Следователь стал рыться в ящиках стола, отыскивая дело Швейка, но, как всегда, не мог ничего найти.
— Наверно, у капитана Лингардта, — сказал он после долгих бесплодных поисков. — Чёрт их знает, куда у меня пропадают все дела! Видно, я их послал Лингардту. Позвоню-ка ему… Алло! У телефона следователь поручик Бернис. Господин капитан, будьте добры, нет ли там у вас бумаг относительно некоего Швейка? Должны быть у меня?.. Странно… Сам от вас принимал? Действительно странно. Сидит в шестнадцатой… Да, я знаю, господин капитан, что шестнадцатая у меня. Но я думал, что бумаги о Швейке где-нибудь там у вас валяются… Вы просите с вами так не говорить? У вас ничего не валяется? Алло! Алло!

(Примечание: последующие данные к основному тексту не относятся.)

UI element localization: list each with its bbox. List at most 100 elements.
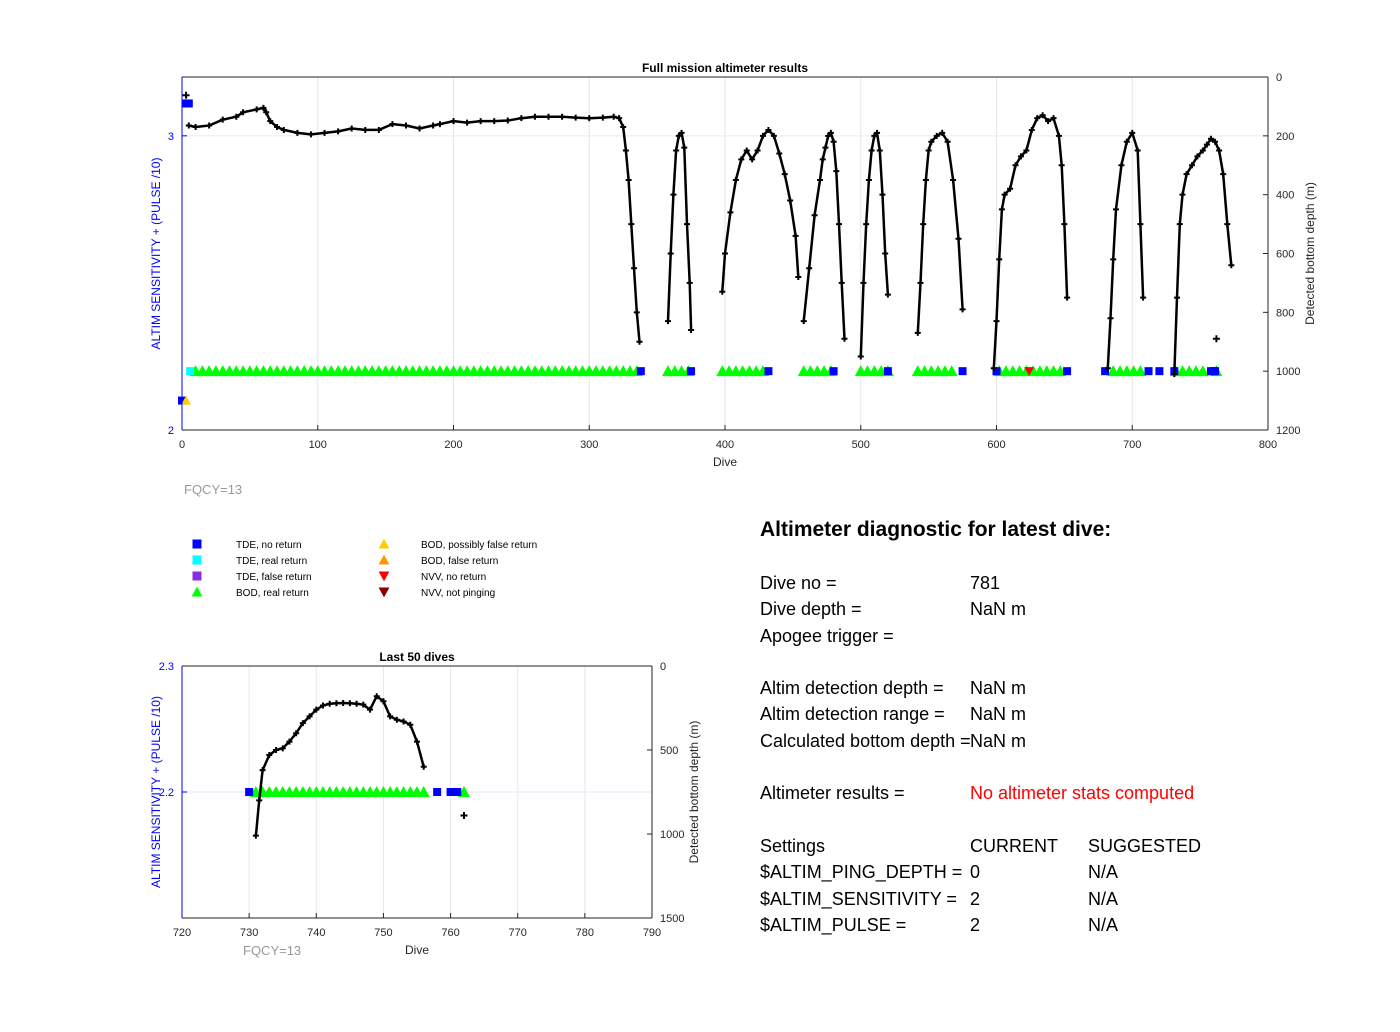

Огорчённый Бернис присел к столу и принялся осуждать беспорядок в ведении следствия. Между ним и капитаном Лингардтом давно уже существовала неприязнь, причём ни один не хотел уступать. Если бумага, относившаяся к делам Лингардта, попадала в руки к Бернису, то Бернис засовывал её так далеко, что потом уже никто не мог её найти. Лингардт то же самое делал с бумагами, относящимися к делам Берниса. Точно так же пропадали и приложения к делам 31.
(Дело Швейка было найдено в архиве военно-полевого суда только после переворота со следующей пометкой: «Намеревался сбросить маску лицемерия и открыто выступить против особы нашего государя и нашего государства». Дело Швейка было засунуто среди бумаг какого-то Йозефа Куделя. На обложке дела был поставлен крестик, а под ним: «Приведено в исполнение» и дата.)
— Итак, пропал у меня Швейк, — сказал Бернис. — Велю вызвать его сюда и, если он ни в чём не признается, отпущу. Я прикажу отвести его к тебе, а остальное ты уж сам устроишь в полку.
После ухода фельдкурата следователь Бернис велел привести к себе Швейка. Но он заставил его ждать за дверьми, так как в этот момент получил телефонограмму из полицейского управления о том, что затребованный материал к обвинительному акту № 7267, касающийся рядового пехоты Мейкснера, был принят канцелярией № 1 за подписью капитана Лингардта.
Швейк между тем разглядывал канцелярию военного следователя.
Нельзя сказать, чтобы обстановка здесь оставляла чересчур благоприятное впечатление, особенно фотографии различных экзекуций, произведённых армией в Галиции и в Сербии. Это были художественные снимки спалённых хат и сожжённых деревьев, ветви которых пригнулись к земле под тяжестью повешенных. Особенно хорош был снимок из Сербии, где была сфотографирована повешенная семья: маленький мальчик, отец и мать. Двое вооружённых солдат охраняют дерево, на котором висит несколько человек, а на переднем плане с видом победителя стоит офицер, курящий сигарету. Вдали видна действующая полевая кухня.